My fieldwork this summer in New Delhi was both similar and different to my experience in Kochi. In my Student Research Training experience, plans often went out the window and we’d need to be prepared for anything to change, from interview schedules to driver payments and flights. I saw great variety among the experiences and perspectives of staff members within the Udayan Care system, and also vast differences among the homes themselves. Across Udayan Care’s 17 homes, each social worker and care staff member (caregivers and supervisor) brings a new personality to their home. There are about 10 social workers across the 17 homes, each of whom have different relationships with the home children depending on the number of care staff members in that ghar. Regardless, methods of organizing demographic, academic and mental health performance data are the same from home to home. 

Through our life history questionnaire, I have seen that among caregivers and supervisors, there are various life paths to becoming a member of the Udayan Care staff, and their perspectives regarding family relationships and past life experiences are all vastly different.
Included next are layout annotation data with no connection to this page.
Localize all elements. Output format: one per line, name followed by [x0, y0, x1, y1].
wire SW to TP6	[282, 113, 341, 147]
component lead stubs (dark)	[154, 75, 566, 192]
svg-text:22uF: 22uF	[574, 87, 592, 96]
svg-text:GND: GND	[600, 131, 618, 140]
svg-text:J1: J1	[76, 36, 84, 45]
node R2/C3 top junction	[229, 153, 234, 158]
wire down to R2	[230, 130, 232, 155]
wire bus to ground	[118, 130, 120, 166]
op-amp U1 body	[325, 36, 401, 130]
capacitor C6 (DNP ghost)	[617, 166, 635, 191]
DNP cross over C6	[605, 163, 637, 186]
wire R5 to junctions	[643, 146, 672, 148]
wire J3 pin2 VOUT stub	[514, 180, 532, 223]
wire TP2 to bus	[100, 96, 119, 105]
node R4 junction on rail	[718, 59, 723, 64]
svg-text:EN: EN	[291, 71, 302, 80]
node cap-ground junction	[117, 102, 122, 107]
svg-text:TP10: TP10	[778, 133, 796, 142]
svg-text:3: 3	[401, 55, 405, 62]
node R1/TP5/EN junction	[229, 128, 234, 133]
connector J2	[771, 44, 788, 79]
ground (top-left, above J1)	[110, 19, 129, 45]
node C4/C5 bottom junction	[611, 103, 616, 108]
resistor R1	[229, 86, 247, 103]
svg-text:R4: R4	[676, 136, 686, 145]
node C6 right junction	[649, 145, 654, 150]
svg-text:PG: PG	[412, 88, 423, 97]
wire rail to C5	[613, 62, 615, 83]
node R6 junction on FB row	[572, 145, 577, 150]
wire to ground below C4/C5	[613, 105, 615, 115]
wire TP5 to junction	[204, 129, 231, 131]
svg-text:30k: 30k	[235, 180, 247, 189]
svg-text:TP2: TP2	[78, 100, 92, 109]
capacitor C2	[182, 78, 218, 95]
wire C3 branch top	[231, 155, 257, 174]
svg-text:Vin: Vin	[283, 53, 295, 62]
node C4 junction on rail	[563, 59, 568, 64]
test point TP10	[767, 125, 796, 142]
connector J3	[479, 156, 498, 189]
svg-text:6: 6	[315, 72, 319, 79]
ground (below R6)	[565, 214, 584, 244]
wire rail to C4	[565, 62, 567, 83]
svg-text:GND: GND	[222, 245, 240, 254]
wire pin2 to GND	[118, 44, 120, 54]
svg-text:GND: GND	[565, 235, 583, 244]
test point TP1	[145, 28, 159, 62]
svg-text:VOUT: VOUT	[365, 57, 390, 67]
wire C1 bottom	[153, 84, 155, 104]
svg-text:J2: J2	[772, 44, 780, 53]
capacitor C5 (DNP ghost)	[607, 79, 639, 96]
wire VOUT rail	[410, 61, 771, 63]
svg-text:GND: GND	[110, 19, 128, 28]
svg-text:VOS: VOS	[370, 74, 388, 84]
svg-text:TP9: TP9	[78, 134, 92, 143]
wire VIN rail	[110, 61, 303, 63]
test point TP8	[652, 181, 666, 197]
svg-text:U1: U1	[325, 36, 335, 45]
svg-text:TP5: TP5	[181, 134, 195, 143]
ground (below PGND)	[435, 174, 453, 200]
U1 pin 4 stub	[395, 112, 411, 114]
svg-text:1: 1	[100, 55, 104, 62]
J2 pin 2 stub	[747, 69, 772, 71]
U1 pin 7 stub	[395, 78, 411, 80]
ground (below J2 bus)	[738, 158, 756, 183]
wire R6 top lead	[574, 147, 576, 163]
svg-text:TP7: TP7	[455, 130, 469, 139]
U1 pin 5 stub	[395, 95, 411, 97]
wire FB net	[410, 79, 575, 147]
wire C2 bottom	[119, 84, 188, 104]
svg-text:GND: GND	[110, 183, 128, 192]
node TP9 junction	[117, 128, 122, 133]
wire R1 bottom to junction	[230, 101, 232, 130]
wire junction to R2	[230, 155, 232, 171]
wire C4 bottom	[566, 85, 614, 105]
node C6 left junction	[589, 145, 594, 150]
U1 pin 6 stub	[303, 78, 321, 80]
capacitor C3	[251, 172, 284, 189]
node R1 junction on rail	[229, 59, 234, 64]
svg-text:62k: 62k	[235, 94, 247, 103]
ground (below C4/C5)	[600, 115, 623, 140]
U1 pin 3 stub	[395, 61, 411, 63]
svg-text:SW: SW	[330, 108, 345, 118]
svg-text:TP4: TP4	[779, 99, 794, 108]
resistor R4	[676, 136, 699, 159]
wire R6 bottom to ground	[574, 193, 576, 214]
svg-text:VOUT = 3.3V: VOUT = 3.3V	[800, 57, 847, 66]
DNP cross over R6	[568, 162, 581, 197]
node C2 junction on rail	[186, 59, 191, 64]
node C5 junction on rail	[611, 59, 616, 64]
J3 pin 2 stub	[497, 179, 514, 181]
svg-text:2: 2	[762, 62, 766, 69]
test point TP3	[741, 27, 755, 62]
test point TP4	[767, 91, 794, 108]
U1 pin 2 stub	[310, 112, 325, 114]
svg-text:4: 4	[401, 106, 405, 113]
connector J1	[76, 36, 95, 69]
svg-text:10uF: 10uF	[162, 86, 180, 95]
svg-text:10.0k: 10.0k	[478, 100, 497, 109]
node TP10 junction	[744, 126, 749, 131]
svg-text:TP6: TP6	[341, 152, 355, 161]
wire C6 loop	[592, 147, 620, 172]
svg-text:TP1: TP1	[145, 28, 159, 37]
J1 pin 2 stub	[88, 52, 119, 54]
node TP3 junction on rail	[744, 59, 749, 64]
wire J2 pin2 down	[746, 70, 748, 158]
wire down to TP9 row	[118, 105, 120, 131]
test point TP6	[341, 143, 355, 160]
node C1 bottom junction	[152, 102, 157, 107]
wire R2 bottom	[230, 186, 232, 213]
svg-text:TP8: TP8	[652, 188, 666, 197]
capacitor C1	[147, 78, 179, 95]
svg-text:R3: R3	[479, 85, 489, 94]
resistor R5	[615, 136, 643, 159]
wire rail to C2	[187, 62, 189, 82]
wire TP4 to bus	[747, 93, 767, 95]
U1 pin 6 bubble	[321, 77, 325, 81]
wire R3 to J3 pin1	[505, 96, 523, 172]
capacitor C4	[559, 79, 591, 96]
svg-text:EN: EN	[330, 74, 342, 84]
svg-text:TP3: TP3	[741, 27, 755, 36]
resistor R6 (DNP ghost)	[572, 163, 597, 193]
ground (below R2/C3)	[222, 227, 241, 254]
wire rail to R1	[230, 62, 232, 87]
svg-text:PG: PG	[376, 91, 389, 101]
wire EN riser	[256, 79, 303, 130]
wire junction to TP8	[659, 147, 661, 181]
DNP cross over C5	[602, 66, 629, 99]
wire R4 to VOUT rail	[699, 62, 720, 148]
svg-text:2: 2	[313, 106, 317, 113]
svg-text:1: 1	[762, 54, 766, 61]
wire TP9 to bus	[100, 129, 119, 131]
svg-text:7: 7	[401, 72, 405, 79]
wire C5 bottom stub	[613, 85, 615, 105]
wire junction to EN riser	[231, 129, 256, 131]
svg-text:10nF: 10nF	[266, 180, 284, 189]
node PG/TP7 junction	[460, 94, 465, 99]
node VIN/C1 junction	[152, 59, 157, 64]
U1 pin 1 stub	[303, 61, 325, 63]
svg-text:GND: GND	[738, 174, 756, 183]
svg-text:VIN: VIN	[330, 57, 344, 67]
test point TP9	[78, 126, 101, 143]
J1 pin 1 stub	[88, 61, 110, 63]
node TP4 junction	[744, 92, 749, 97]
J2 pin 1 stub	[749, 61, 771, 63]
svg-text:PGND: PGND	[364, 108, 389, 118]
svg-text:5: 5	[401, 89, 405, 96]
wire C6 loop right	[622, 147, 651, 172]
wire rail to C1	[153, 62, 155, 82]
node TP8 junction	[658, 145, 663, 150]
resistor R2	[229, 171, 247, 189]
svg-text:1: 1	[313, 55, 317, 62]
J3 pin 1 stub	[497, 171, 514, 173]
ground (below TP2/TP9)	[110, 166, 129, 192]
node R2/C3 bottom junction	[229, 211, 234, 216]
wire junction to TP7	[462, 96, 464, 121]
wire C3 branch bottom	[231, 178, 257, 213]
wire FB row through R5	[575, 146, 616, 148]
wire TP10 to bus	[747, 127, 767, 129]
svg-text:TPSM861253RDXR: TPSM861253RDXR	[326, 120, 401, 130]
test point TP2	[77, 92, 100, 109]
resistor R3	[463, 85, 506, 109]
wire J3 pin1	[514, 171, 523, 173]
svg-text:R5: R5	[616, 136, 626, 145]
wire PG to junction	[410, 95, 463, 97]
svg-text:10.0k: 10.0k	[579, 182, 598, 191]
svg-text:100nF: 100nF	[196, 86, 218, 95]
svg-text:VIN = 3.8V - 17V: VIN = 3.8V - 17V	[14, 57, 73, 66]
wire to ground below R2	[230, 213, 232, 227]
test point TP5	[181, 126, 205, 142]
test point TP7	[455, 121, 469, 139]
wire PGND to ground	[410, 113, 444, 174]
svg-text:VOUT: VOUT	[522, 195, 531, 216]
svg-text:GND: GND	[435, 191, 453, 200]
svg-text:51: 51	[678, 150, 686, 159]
The conversations I had with care staff members and social workers only emphasized how proud they were to live in the Delhi region, to be involved with Udayan Care and to continue to improve life for themselves and others in India. 

THAT mentality, which I share with them, is part of what makes us all Indian enough. My life experiences both in Texas and as a Duke student, like those of women in Kochi, and those of individuals involved in Udayan Care are all different. But we ARE all Indian, and even more than that, “Indian enough.”